Il faut plus d’une fois savoir la terre en soi #363

la terre s’est dispersée elle rassemble ses idées 
je suis terre toi sous l’eau elle est l’air nous le feu
tu n'as pas l'air plus sage au lendemain d’une veille
et pourtant notre train roule sur des voies cassées
serais-tu de passage et ton âme à louer
mille rêves éclairent encore
ton cosmos quotidien
au loin une étoile
pleure
et reste silencieuse

Photo : Felix Vallotton, “La valse”, 1893.

Il faut plus d’une fois laisser filer le doute #362

si toutes les branches doutaient de la verdure des feuilles 
on soufflerait sans doute plus loin dans le feuillage
si les nuages doutent de la densité d’une brume
le soleil pressent de la lumière le bonheur
tout ciel se méfie de la croyance au sacré
et l'homme continue à espérer et créer
pour une personne qui soupçonne
le bleu dans le ciel
ou la chaleur
du soleil sur un grain de peau
c’est un souffle qui disparaît dans le feuillage

Photo : Edmund Charles Tarbell, « Le voile bleu », 1898.

Il faut plus d’une fois écouter l’océan #361

l’océan parle ainsi je suis l’eau toi sur terre
la goutte devient une vague le langage coule des yeux
soudain la goutte permet de voyager nombreux
le langage planétaire a construit des bateaux
son pouvoir de détruire a réchauffé les eaux
les courants n’atteignent plus les rivages incertains
et sombrent horriblement dans l’ignorance des mots
les larmes aveugles se battent sur ton visage détruit
le sel brûlant fera briller tes yeux de peur

Photo : Alex Katz, « Paul Taylor Dance Company”, 1964.

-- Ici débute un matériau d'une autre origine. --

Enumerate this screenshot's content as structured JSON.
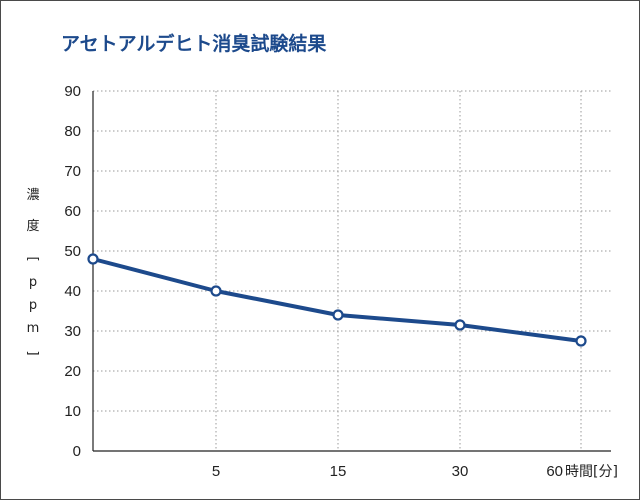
{
  "chart_data": {
    "type": "line",
    "title": "アセトアルデヒト消臭試験結果",
    "ylabel_chars": [
      "濃",
      "度",
      "[",
      "p",
      "p",
      "m",
      "]"
    ],
    "xlabel": "時間[分]",
    "categories": [
      "0",
      "5",
      "15",
      "30",
      "60"
    ],
    "tick_labels": [
      "",
      "5",
      "15",
      "30",
      "60"
    ],
    "yticks": [
      "0",
      "10",
      "20",
      "30",
      "40",
      "50",
      "60",
      "70",
      "80",
      "90"
    ],
    "ylim": [
      0,
      90
    ],
    "values": [
      48,
      40,
      34,
      31.5,
      27.5
    ],
    "grid": true,
    "line_color": "#1d4a8c"
  }
}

Il faut plus d’une fois observer sans comprendre #360

à la croisée de deux saisons 
en un instant nous basculons
culbute arrière dans un hivers
qui oublie de se présenter
roulade avant sur l’éclaircie
que l’on attendait loin d’ici
et plus l’attention est portée
sur l’élégance dans les nuances
plus les rouages traversent les âges
sans que leurs secrets ne dérangent

Photo : Pierre Bonnard, « Les Danseuses », 1896.

Il faut plus d’une fois essayer tous les rythmes #359

et dans cent ans 
je danserai
la jeunesse qui ne s’en ira
qu’en sautillant
ensevelir
sa vieillesse sous un sage sourire
de nouveaux songes
rêver en grand
sans déranger le voisinage
préoccupé
normalité
par ce qui rythme régulier
je partirai
en staccato
pour tirer la langue à la valse

Photo : Henri Matisse, « Danseuse assise sur une table, fond rouge », 1942.